# Drying Peppers



## grothe (Sep 16, 2008)

Peppers did really well this year so I figured I'd try drying some.

First load of jalapenos in the smoker


After 5 hours at 200 degrees

I think I was alittle too heavy on the smoke, but still taste pretty good.
Next load, I think I'll smoke for two hour then toss in the dehydrator.

Thought I'd slice some cherry peppers in half and throw em in the dehydrator at 135 degrees


These took 24 hours!


And finally, strung up some cheyennes

acouple of small japs there too



Hopefully more will start ripening faster....got lotsa green ones yet!


----------



## muscleoverimport69 (Sep 16, 2008)

Those look very good. I am a big fan of the local jalepenos around here(N, Florida) Ill stuff em with cream cheese and shredded cheese and wrap in bacon and bake. I wanna try em in the smoker. Keep up the good work


----------



## chef_boy812 (Sep 16, 2008)

beautiful!!!!!

about how long would that stash last ya?

I just smoke dried my first batch too and they are gone already, spicy butt
	

	
	
		
		



		
			






Great Job


----------



## grothe (Sep 16, 2008)

Thanks Muscle!!

Chef_boy - I plan on doing more....Got lots!! Thanks!! And to you Sir, Congrats on knighthood!!


----------



## muscleoverimport69 (Sep 16, 2008)

I wasnt even paying attention to the name. Congrats again on your knighthood.


----------



## cowgirl (Sep 16, 2008)

Gene, your peppers look great!


----------



## solar (Sep 16, 2008)

Wow Gene, you have some nice looking heat going on there, are those for your personal use or do you plan on selling/sharing them?  
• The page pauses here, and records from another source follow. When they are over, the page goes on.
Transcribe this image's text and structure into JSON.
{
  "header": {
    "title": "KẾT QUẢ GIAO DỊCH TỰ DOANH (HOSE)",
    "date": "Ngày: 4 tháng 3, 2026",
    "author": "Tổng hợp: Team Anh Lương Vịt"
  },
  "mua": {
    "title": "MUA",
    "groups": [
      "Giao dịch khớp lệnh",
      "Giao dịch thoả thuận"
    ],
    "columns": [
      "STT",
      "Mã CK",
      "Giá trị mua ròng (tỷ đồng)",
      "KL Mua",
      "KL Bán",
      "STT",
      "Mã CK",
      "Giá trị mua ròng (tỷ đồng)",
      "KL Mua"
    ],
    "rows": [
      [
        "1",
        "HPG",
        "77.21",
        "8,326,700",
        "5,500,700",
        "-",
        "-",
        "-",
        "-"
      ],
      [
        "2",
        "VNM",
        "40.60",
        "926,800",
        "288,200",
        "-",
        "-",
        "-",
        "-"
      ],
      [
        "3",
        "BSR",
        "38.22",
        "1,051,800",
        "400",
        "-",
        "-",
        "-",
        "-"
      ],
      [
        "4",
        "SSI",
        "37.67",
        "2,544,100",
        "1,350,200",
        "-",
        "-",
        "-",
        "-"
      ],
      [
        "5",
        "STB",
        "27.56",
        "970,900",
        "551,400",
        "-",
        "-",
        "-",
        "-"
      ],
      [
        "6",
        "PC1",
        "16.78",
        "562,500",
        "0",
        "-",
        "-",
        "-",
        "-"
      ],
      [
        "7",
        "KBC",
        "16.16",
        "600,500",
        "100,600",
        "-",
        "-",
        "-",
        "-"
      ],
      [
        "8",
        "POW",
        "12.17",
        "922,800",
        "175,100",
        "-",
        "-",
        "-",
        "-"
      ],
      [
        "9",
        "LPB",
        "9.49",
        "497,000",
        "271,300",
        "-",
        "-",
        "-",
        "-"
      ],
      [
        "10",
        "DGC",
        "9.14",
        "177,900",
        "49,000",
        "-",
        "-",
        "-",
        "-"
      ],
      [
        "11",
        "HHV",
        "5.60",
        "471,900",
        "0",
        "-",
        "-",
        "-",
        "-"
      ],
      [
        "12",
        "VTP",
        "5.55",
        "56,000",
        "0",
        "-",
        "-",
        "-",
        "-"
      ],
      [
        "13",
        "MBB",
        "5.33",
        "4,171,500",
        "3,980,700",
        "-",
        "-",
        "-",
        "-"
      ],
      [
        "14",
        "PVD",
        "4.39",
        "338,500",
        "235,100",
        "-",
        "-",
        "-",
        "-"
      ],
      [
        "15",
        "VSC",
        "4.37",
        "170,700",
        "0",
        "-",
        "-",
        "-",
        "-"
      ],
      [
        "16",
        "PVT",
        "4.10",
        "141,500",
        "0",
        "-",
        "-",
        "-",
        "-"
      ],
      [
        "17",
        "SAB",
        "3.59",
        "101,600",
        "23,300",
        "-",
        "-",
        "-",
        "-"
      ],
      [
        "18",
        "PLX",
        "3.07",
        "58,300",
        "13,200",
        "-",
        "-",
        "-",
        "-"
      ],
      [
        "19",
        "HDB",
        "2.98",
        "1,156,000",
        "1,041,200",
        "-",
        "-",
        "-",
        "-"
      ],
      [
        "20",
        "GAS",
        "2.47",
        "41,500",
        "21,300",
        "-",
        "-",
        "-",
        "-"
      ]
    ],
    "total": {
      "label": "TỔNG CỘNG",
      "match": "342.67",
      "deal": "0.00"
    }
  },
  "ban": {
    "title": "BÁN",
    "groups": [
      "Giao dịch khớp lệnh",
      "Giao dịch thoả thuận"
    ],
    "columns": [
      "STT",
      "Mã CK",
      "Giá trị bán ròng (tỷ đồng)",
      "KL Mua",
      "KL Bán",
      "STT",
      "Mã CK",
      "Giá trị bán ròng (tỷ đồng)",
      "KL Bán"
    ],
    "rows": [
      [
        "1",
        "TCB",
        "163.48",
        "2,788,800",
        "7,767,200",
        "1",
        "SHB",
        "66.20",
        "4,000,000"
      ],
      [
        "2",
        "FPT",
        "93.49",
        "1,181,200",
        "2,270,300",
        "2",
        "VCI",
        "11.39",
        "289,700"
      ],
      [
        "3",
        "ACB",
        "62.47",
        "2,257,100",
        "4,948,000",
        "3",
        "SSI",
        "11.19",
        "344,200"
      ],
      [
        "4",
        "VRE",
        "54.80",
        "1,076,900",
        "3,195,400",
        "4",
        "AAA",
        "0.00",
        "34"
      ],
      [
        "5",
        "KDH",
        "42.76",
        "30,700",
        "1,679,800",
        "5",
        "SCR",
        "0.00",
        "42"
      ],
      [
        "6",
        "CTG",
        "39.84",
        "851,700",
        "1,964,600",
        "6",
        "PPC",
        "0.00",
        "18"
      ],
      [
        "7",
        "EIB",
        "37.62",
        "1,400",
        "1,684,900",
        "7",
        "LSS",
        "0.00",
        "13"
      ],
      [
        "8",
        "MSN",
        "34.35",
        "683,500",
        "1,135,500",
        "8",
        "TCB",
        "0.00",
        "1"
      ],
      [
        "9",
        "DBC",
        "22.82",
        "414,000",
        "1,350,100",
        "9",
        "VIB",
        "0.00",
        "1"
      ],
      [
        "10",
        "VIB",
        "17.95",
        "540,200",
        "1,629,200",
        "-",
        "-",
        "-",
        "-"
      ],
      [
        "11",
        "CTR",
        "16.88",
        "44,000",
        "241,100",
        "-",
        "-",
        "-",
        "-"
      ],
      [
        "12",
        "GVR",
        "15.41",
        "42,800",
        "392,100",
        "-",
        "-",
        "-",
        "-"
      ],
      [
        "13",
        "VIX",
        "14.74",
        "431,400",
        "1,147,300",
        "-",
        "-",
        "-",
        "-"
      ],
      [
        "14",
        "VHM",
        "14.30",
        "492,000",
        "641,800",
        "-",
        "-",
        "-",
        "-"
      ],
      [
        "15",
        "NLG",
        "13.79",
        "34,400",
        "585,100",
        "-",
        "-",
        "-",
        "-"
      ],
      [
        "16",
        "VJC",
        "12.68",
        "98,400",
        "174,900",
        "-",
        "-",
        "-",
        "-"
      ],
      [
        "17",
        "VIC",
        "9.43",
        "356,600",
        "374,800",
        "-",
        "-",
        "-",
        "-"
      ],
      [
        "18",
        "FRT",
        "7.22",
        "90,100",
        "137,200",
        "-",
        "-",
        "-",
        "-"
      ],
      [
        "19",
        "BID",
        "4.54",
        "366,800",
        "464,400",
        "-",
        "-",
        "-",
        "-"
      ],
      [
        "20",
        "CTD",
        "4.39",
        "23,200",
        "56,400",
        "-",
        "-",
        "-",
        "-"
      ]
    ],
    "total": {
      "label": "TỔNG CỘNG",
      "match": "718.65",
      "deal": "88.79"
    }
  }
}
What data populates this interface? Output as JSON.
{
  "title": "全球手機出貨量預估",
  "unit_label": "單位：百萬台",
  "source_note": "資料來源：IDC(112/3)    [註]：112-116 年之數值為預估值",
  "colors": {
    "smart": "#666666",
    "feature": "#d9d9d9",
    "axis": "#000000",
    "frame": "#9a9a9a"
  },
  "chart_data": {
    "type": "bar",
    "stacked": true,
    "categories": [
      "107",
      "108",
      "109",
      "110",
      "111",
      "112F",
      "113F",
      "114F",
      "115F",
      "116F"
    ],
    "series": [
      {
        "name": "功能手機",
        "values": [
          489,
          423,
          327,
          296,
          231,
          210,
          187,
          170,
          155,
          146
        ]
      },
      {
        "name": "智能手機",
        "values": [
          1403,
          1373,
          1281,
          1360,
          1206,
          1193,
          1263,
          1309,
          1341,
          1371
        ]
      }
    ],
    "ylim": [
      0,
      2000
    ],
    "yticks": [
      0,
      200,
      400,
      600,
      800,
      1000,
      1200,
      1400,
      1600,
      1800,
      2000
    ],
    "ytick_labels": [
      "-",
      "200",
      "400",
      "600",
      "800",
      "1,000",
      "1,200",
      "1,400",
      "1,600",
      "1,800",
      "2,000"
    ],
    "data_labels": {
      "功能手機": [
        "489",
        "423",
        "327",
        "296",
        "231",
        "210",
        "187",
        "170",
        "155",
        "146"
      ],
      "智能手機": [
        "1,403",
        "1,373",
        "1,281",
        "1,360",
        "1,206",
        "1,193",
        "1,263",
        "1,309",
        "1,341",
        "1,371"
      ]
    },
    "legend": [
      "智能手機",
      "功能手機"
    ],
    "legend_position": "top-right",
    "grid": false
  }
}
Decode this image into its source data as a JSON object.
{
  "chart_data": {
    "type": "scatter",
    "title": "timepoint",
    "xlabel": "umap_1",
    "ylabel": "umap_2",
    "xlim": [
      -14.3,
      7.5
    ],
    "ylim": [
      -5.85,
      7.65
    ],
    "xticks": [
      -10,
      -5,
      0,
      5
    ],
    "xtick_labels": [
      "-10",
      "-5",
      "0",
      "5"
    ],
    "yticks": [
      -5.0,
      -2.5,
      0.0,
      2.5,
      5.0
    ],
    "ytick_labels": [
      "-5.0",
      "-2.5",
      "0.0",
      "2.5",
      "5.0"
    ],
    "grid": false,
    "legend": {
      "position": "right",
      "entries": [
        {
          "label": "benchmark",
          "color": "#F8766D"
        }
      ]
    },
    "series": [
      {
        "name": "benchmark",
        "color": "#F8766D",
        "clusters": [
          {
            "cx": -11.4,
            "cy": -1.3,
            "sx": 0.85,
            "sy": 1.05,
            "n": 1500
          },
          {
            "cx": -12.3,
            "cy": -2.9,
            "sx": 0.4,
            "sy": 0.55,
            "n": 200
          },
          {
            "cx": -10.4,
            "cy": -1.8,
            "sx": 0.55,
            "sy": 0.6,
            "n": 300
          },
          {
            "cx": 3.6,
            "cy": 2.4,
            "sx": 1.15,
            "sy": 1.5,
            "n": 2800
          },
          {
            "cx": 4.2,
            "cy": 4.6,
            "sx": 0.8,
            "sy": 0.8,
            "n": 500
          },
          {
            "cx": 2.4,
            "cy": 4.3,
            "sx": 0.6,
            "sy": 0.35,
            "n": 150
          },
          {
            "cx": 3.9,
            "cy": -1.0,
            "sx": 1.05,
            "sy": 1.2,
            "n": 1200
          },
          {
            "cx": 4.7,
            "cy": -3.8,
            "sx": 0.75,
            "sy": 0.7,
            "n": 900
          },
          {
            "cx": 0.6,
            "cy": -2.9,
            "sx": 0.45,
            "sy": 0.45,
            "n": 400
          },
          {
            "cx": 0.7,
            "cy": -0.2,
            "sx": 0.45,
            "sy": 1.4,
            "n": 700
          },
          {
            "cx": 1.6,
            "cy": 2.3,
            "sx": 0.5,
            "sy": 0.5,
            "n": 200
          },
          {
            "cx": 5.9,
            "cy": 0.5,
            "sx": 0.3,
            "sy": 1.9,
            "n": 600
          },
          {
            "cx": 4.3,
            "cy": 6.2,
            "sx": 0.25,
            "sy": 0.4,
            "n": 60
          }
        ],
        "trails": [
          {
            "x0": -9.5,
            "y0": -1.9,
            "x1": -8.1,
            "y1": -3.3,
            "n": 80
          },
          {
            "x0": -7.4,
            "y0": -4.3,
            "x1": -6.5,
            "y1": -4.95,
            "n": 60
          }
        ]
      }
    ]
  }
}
*Chef boy*, congrats as well!!


----------



## grothe (Sep 16, 2008)

Thanx Jeanie.....You're TOO kind!!

Solar - Never thought about it. I'll see what I end up with...I'm sure I'll have enough ta share. I'll just have try to stay on top o things LOL


----------



## richtee (Sep 16, 2008)

Cool!  Hey Grow- cut a slit in those japs that are hanging and spread 'em with a toothpick.


----------



## grothe (Sep 16, 2008)

Thanx Rich......Will Do!!


----------



## richoso1 (Sep 16, 2008)

Nice job my friend, thanks for the pics.


----------



## erain (Sep 16, 2008)

nice !! i used to string up jalepenos like you did and they would dryout just great. last time was about 2 years ago and i had such a crop i still usin them!!!! anyone make dill pickles outy there put a couple of dried jalepenos in the jar and they will give the jar some zing!!! great job Gene!!!


----------